Of course, there are several ways the term “platform” is used. It sometimes is a business model.
About “40 percent of the world’s top 30 brands are now platform businesses ,” BearingPoint consultants have argued. Platform business models involve making money from transactions that happen on the platform.
In that sense, eBay is a platform; Amazon is a platform; Apple is a platform; YouTube is a platform.
But “platform” sometimes is used in the computing industry sense, where the telco network is a foundation for other apps to use. Think of the roles played by Intel, Microsoft Windows, Linux or computers themselves.
In the computing business, a platform is a set of hardware or software upon which other third-party apps can run. So Windows has always been seen as a platform, as have the Intel line of processors.
In that sense, the internet is a platform for both communications and applications. But there is a new sense of the term that refers strictly to business model, not computing or communications infrastructure.
In the internet era a new meaning has emerged. A platform is a business model based on an entity that acts as an exchange, connecting buyers and sellers.
A platform business model essentially involves becoming an exchange or marketplace. A pipe model requires a firm to be a direct supplier of some essential input in the value chain.
A platform functions as a matchmaker, bringing buyers and sellers together, but classically not owning the products sold on the exchange.
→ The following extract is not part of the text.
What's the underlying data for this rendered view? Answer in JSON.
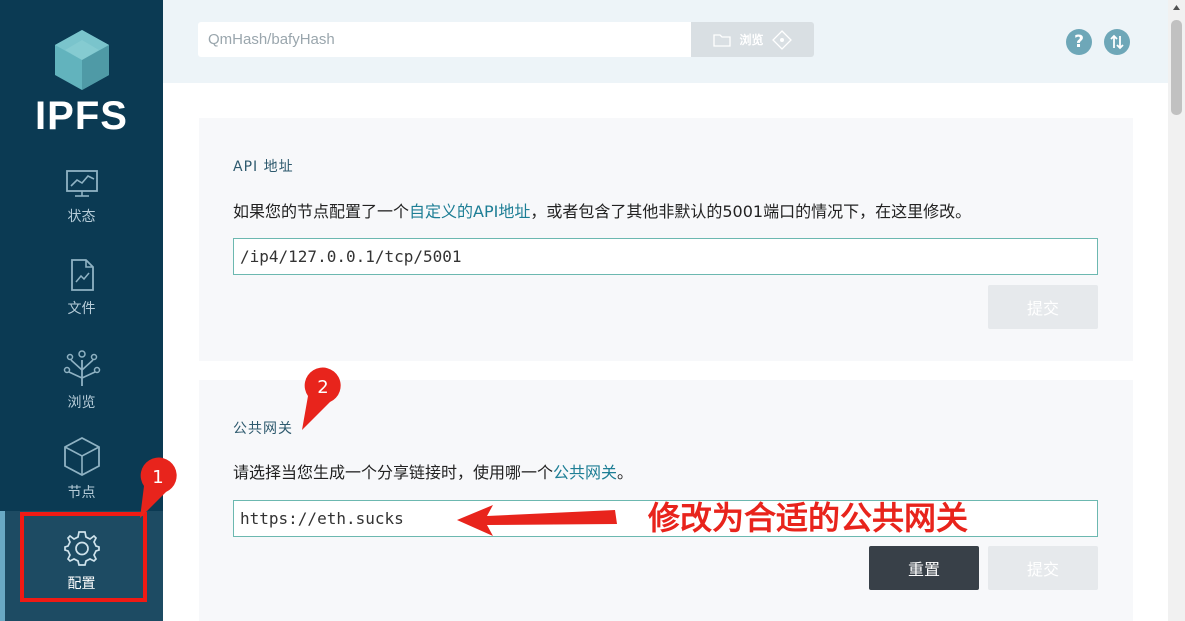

A pipe business creates and then sells a product directly to customers. Amazon is a platform; telcos and infrastructure suppliers are pipes.
Amazon is a platform. Etsy is a platform. Uber and Lyft are platforms. Airbnb is a platform. All connect buyers with sellers; sellers with sellers or buyers with buyers. None of those platforms “owns” the assets traded on the exchange.
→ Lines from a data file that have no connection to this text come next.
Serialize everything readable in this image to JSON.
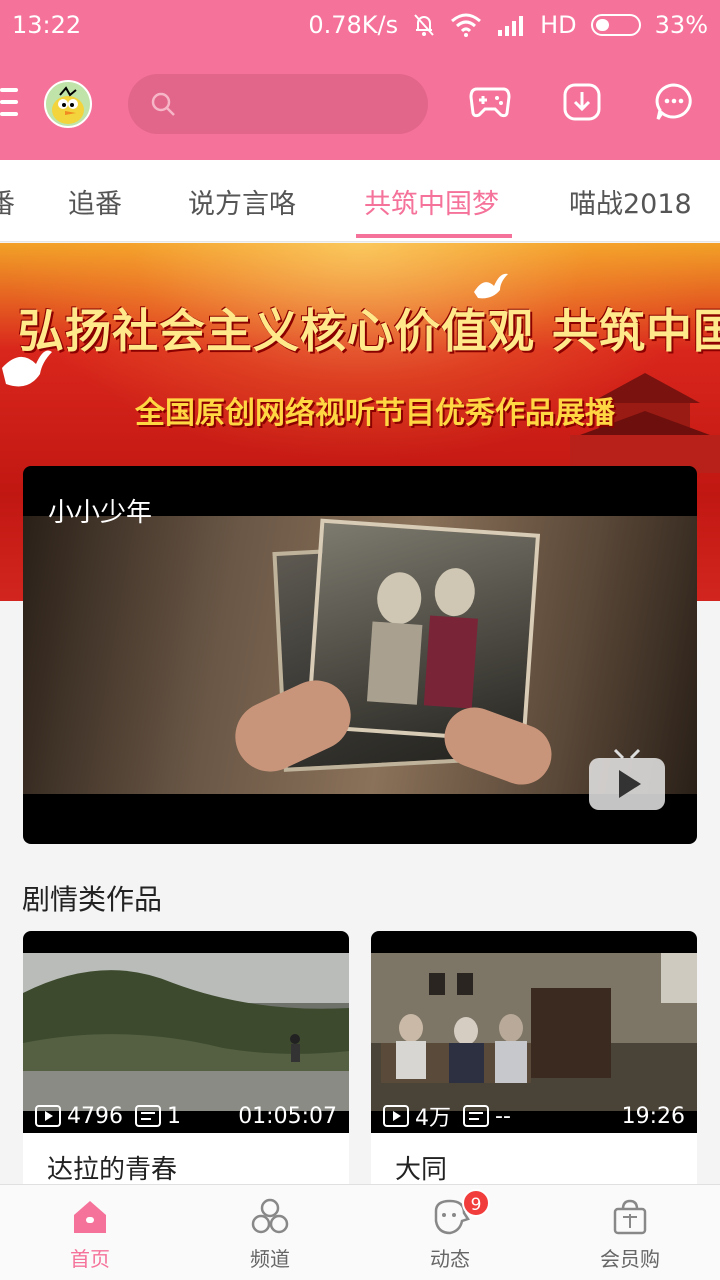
{
  "status_bar": {
    "time": "13:22",
    "network_speed": "0.78K/s",
    "network_type": "HD",
    "battery_percent": "33%",
    "battery_level": 0.33
  },
  "header": {
    "search_placeholder": "",
    "icons": [
      "menu-icon",
      "avatar",
      "search-icon",
      "game-controller-icon",
      "download-icon",
      "message-icon"
    ]
  },
  "tabs": {
    "items": [
      {
        "label": "番"
      },
      {
        "label": "追番"
      },
      {
        "label": "说方言咯"
      },
      {
        "label": "共筑中国梦"
      },
      {
        "label": "喵战2018"
      }
    ],
    "active_index": 3
  },
  "banner": {
    "headline": "弘扬社会主义核心价值观  共筑中国梦",
    "subline": "全国原创网络视听节目优秀作品展播"
  },
  "featured": {
    "title": "小小少年"
  },
  "section": {
    "title": "剧情类作品"
  },
  "cards": [
    {
      "title": "达拉的青春",
      "plays": "4796",
      "danmaku": "1",
      "duration": "01:05:07"
    },
    {
      "title": "大同",
      "plays": "4万",
      "danmaku": "--",
      "duration": "19:26"
    }
  ],
  "bottom_nav": {
    "items": [
      {
        "label": "首页",
        "icon": "home-icon",
        "active": true
      },
      {
        "label": "频道",
        "icon": "channel-icon",
        "active": false
      },
      {
        "label": "动态",
        "icon": "activity-icon",
        "active": false,
        "badge": "9"
      },
      {
        "label": "会员购",
        "icon": "shopping-bag-icon",
        "active": false
      }
    ]
  },
  "colors": {
    "brand_pink": "#f5729a",
    "badge_red": "#f23d3d"
  }
}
It all boils down to “who makes the money” and “how” the money is made. Even when understood as a business-to-business marketplace, a bandwidth exchange, for example, a key principle is that buyer and seller transactions volume is how the platform makes money.
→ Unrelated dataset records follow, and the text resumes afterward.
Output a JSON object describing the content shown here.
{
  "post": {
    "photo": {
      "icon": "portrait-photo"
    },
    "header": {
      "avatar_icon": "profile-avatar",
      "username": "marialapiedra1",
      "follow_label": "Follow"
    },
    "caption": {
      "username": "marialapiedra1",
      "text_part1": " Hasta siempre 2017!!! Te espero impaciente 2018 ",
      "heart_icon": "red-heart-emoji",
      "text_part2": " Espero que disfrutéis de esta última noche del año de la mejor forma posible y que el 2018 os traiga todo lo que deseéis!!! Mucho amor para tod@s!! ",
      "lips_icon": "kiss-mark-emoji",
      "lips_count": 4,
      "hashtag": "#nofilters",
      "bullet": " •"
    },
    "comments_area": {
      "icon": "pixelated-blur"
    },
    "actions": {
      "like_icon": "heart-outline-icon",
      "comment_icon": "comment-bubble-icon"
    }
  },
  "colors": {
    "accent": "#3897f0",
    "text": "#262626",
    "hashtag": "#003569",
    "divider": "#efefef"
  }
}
A true platform in the digital commerce sense does not own the actual products purchased using the platform, and makes money by a commission or fee for using the platform to complete a transaction. A ridesharing platform does not own the vehicles used by drivers. A short-term lodging platform does not own the rooms and properties available for rental. An e-commerce site does not own the products bought and sold using the platform.
In that sense, no telco I can think of actually operates as a full platform, yet. Service providers always make money directly from selling services (access and transport). Sometimes they also own apps that run on the network. But few actually operate as actual exchanges, making money from transaction fees.
If by “platform” one means a business model based on transactions, few telcos will be able to manage the transition. A platform business model essentially involves becoming an exchange or marketplace. A pipe model requires a firm to be a direct supplier of some essential input in the value chain.
A platform functions as a matchmaker, bringing buyers and sellers together, but classically not owning the products sold on the exchange. A pipe business creates and then sells a product directly to customers. Amazon is a platform; telcos and infrastructure suppliers are pipes.
Platform creation is not especially easy for a connectivity services provider. If you think about every business as either a “pipe” or a “platform,” then most businesses are “pipes.” They create a specific set of products and sell them to customers. That is a classic “one-sided market.”
A bandwidth exchange might be one example of an actual connectivity business platform. The operator of the exchange would federate business access to networks of all sorts, allowing customers to buy and sell use of any of the assets. The exchange could focus on consumers, business-to-business, carrier-to-carrier, app to app; computing as a service or almost any combination of those transactions.
But the exchange might not actually own any of the underlying networks. By that measure, “becoming a platform” is a tall order.